Le développement technique des moyens de combat durant la deuxième guerre mondiale devait révéler l'insuffisance du texte de 1929. Seule une interprétation extensive des articles 7
et 9, alinéa 4
, de cette Convention put faire face à la situation créée par l'emploi de l'arme aérienne sur l'ensemble du territoire ennemi (1). C'est pour combler ces lacunes que le Comité international de la Croix-Rouge proposa, à la Conférence d'experts gouvernementaux, de compléter le texte, non seulement par une rédaction plus large de l'article 9, alinéa 4
, mais aussi et surtout par l'introduction de nouvelles dispositions relatives à la protection antiaérienne et aux abris, à la notification de l'emplacement des camps ainsi qu'à leur signalisation.
Alinéa premier. - Situation géographique des lieux d'internement
Cet alinéa contient deux idées bien distinctes, l'une concernant la présence des prisonniers dans des régions exposées au feu et l'autre l'utilisation des prisonniers en guise de bouclier.
La première partie du présent alinéa, et qui concerne la présence de prisonniers dans des régions exposées au feu, doit être rapprochée de l'article 19, alinéa I
, qui exige l'évacuation des prisonniers, dans le plus bref délai possible après la capture, vers des camps situés assez loin de la zone de combat pour être placés hors de danger. Rappelons, cependant, l'article 47, deuxième alinéa
, qui prévoit que « si le front se rapproche d'un camp, les prisonniers de guerre de ce camp ne seront transférés que si leur transport peut s'effectuer dans des conditions suffisantes de sécurité, ou s'ils courent de plus grands risques à rester sur place qu'à être transférés ».
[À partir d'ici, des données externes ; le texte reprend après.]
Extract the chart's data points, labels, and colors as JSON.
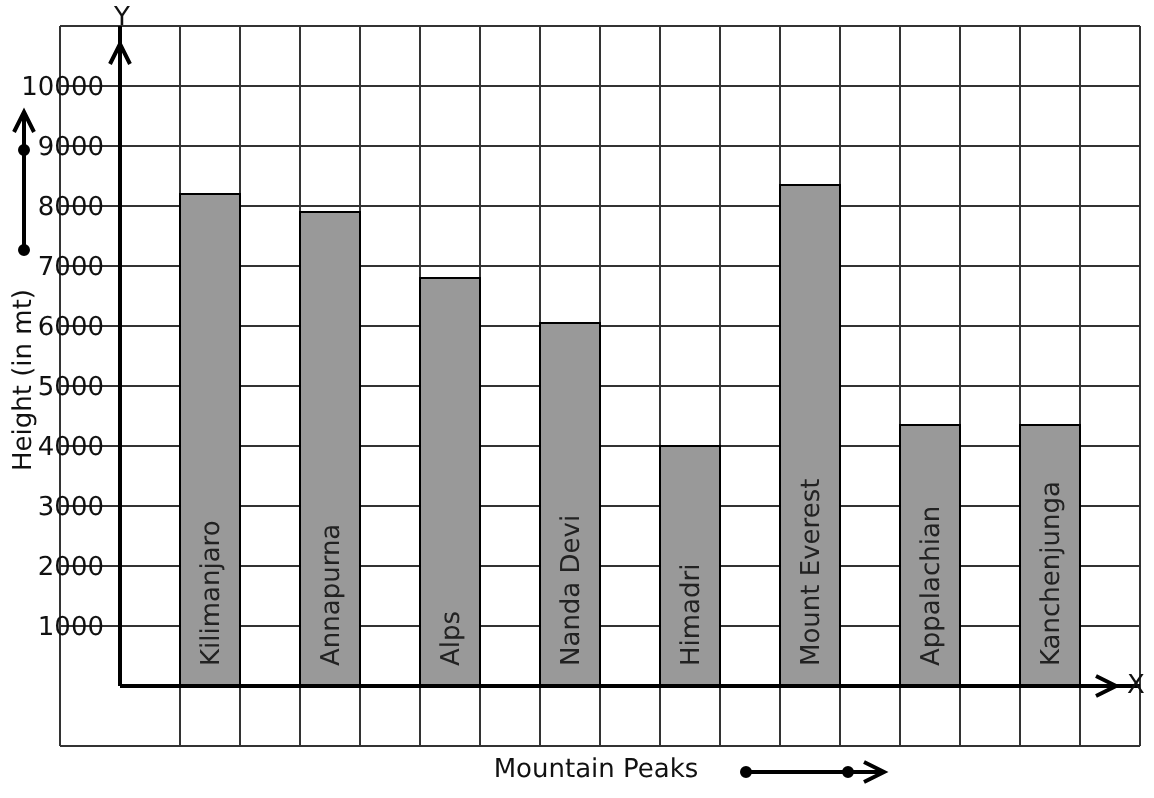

Les termes « à quelque moment que ce soit » donnent à cette disposition un caractère absolu; peu importe qu'une trève ou qu'un armistice ait été conclu : la région occupée par les armes et les troupes des deux partis ne doit pas abriter des prisonniers de guerre; ce terme de « région » doit être interprété dans un sens large et ne saurait être limité au champ d'action des armes se [p.199] trouvant dans un secteur. L'évacuation sera entreprise non seulement dès la capture (selon l'art. 19
), mais chaque fois qu'un déplacement du front peut replacer les prisonniers dans la zone de combat.
L'interdiction d'utiliser les prisonniers en guise de bouclier conduit à les interner en dehors de tout objectif militaire, mais une distinction s'impose, entre les objectifs militaires proprement dits (concentrations de troupes, champs d'aviation, batteries de DCA, dépôts de munitions, stations de repérage, usines d'armement, industries lourdes, gares de triage, etc.) et les autres centres nerveux d'un pays qui, sans être à caractère essentiellement militaire, concourent forcément, par leur puissance économique, à accroître directement ou indirectement le potentiel de guerre. Or, les prisonniers non employés à la campagne, c'est-à-dire astreints à des travaux industriels, sont forcément concentrés à proximité des agglomérations urbaines qui abritent ces industries (2). En revanche, les prisonniers de guerre ne devraient en aucun cas être internés à proximité des objectifs militaires proprement dits et qui, de ce fait, sont exposés aux bombardements les plus lourds. Cette interprétation est d'ailleurs confirmée par le texte du premier alinéa de l'article 50, lettre b
), qui interdit de faire travailler les prisonniers de guerre dans les industries métallurgiques, mécaniques et chimiques.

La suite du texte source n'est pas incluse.